Program Goals

The major goals of SCN are as follows:

  • To provide leadership in improvement of health care through nursing discipline with liberal arts and sciences.
  • To be able to compete nursing skills, knowledge and practice in international level.
  • To enhance the recognition of nursing as a profession.
  • To liaison among healthcare institutions for gaining strengths in teaching and learning process.

Goals:

In keeping with our philosophy, the major goals of PNC to start this program are to:

  • Educate nurses with appropriate knowledge, skills and attitudes and with clinical competency.
  • Maintain a safe and healthy environment for the prevention of disease, promotion and maintenance of health.
  • Provide information, counseling and health education to individual family and community.
  • Participate in screening, case identification and management of common minor illness and injuries.
  • Participate actively in professional organization for the improvement of the nursing profession.

Core Competencies:

  1. Critical thinking
  2. Communication
  3. Evidence Based Practice
  4. Technical knowledge

Critical thinking:

  • Critical thinking underlies independent and interdependent decision making. Critical thinking includes questioning, analysis, syntheses, interpretation, inference, inductive and deductive reasoning, intuition, application, and creativity.
  • Course work or clinical experiences should provide the graduate with the knowledge and skills to:
  • Use nursing and other appropriate theories and models, and an appropriate ethical framework.
  • Apply research-based knowledge from nursing and the sciences as the basis for practice.

Communication

  • Use clinical judgment and decision-making skills.
  • Engage in self reflection and collegial dialogue about professional practice.
  • Evaluate nursing care outcomes through the acquisition of data and the questioning of inconsistencies allowing for the revision of actions and goals.
  • Engage in creative problem solving.

Evidence – based practice:

  • It involves assessment, which is gathering information about the health status of the patient, analyzing and synthesizing those data, making judgments about nursing interventions based on the findings, and evaluating patient care outcomes.

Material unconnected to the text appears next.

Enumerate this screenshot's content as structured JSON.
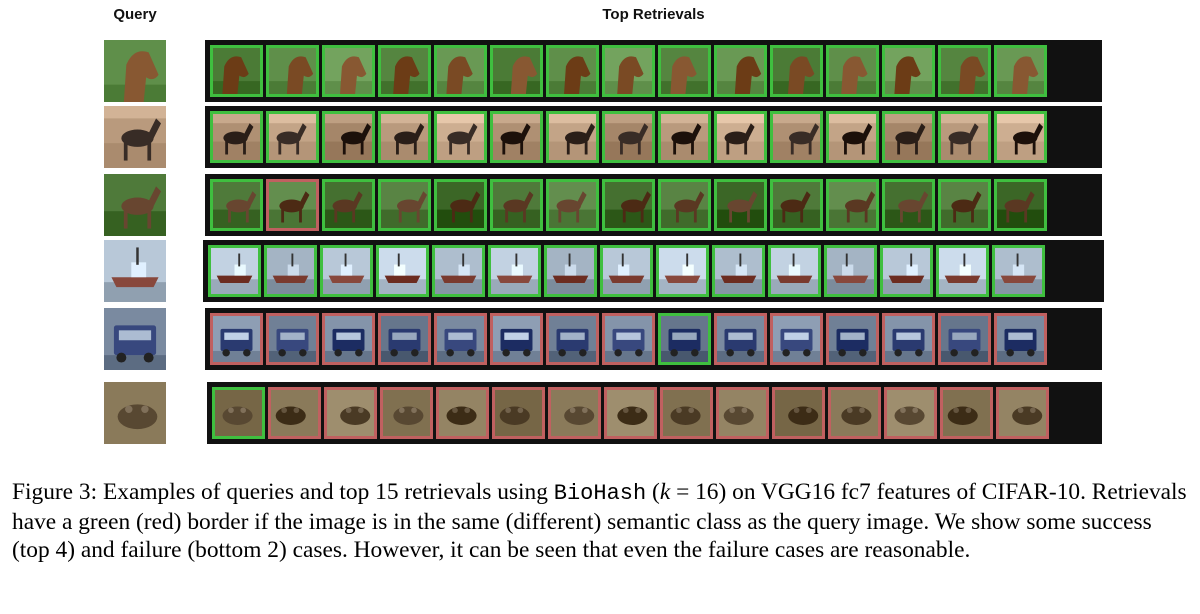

It also includes understanding the family, community, or population and utilizing data from organizations and systems in planning and delivering care.
  • Course work or clinical experiences should provide the graduate with the knowledge and skills to:
  • Perform a risk assessment of the individual including lifestyle, family and genetic history, and other risk factors using scholarly research literature.
  • Perform a holistic assessment of the individual across the lifespan, including a health history that includes spiritual, social, cultural, and psychological assessment, as well as a comprehensive physical exam using bedside interview with patient and relatives.
  • Evaluate an individual’s capacity to assume responsibility for self care.
  • Perform a community health risk assessment and provide outcome based interventions.
  • Used evidence based findings to diagnose, plan, deliver and evaluate quality care.

Technical knowledge:

Acquisition and use of technical skills are required for the delivery of nursing care. While the baccalaureate graduate must be adept at performing skills, major roles will also include teaching, delegating, and supervision.